Seattle. Google, Microsoft, OpenAI: Eine Woche tourte Ministerpräsident Wüst durch die USA - und ahnt jetzt besser, was auf sein Land zukommt.
Die sagenumwobene Microsoft-Unternehmenszentrale in Redmond, Großraum Seattle, mag Hendrik Wüst auf den ersten Blick so schmucklos erscheinen wie eine durchschnittliche Gesamtschule zuhause in NRW. Dass der NRW-Ministerpräsident hier aber überhaupt einen Termin bekommen hat, ist nicht selbstverständlich.
Microsoft-Vize Brad Smith, zu dem Staatenlenker aus aller Welt pilgern, empfängt ihn eine halbe Stunde lang und stellt sich hinterher mit dem Gast aus Germany für die Kameras auf. Gar nicht so leicht, weil bei Microsoft aus Sicherheitsgründen fast nirgendwo gefilmt werden darf.
Smith hält eine Glaskugel in der Hand, die flüssige Braunkohle aus dem Rheinischen Revier umschließt. Ein Gastgeschenk von Wüst. Der Microsoft-Mann revanchiert sich mit netten Worten über NRW, die auch als Selbstlob zu verstehen sind. Schließlich investiert der Konzern gerade 3,2 Milliarden Euro in Deutschland, den Großteil davon in riesige Rechenzentren im Rheinland.
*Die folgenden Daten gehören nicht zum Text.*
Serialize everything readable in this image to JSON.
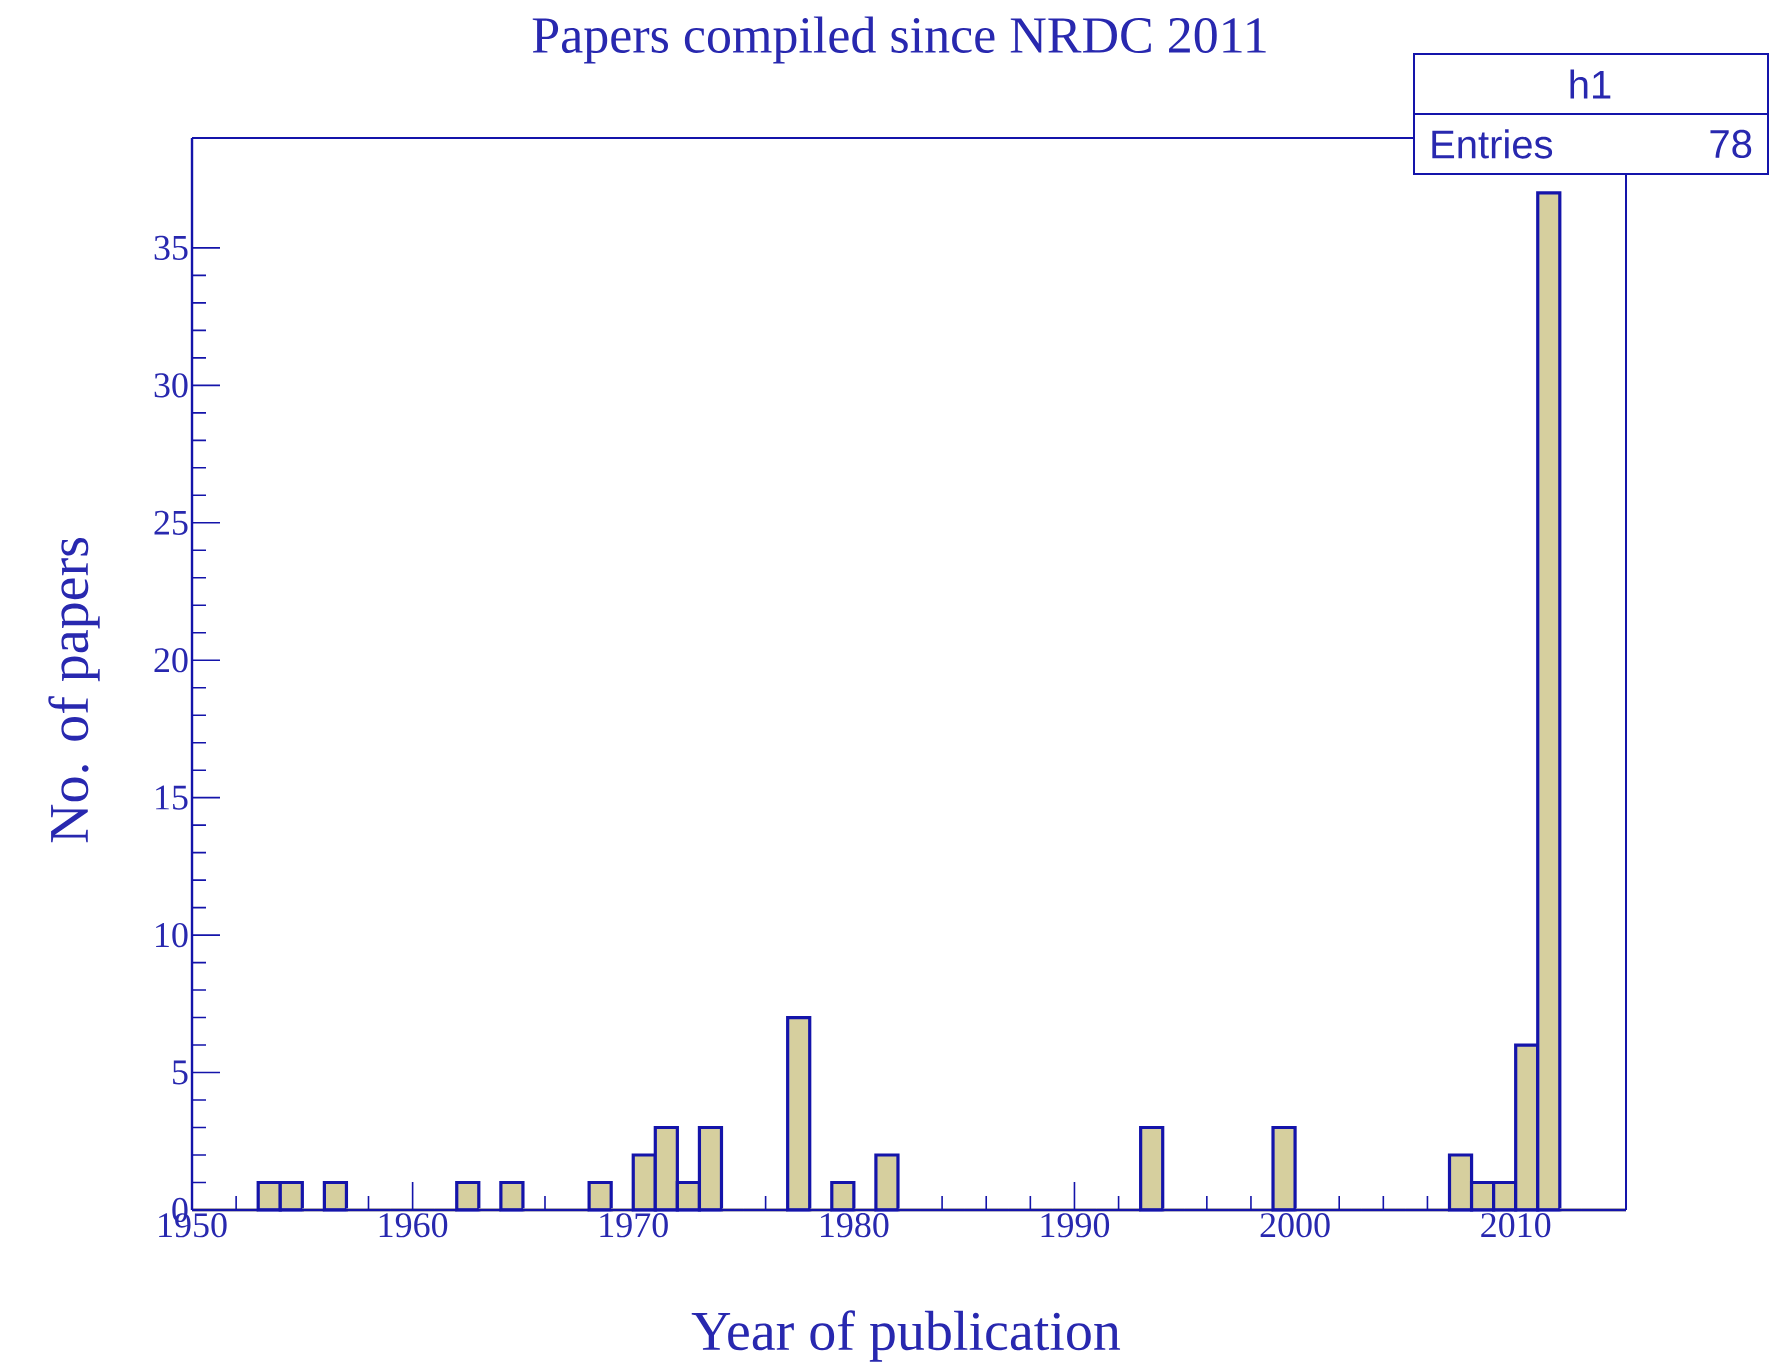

Microsoft hofft, dass auch Konkurrenten in NRW investieren werden
Laut Smith ist das alles kein Zufall: „Denn wir investieren aus einem wichtigen Grund in NRW: der Region, ihren Menschen, den Ressourcen, der Politik, der Regierung und der Führung.“ Besonders das Lob für Wüsts „Leadership“ gefällt seinem PR-Team augenscheinlich extrem gut. Er hoffe sehr, sagt Smith noch, „dass auch unsere Konkurrenten darüber nachdenken, in unsere Fußstapfen zu treten.“
Das kann sogar gut sein. Denn hinter dem Microsoft-Investment steht der bevorstehende Einzug der Künstlichen Intelligenz (KI) in wohl fast alle Geschäfts- und Lebensbereiche. Dafür braucht es perspektivisch gewaltige Rechnerkapazitäten. Die günstige Lage Nordrhein-Westfalens an Knotenpunkten wichtiger europäischer Datentrassen, das im internationalen Vergleich große Flächenangebot sowie die Dichte von Menschen und Firmen machen das Land interessant für Tech-Riesen.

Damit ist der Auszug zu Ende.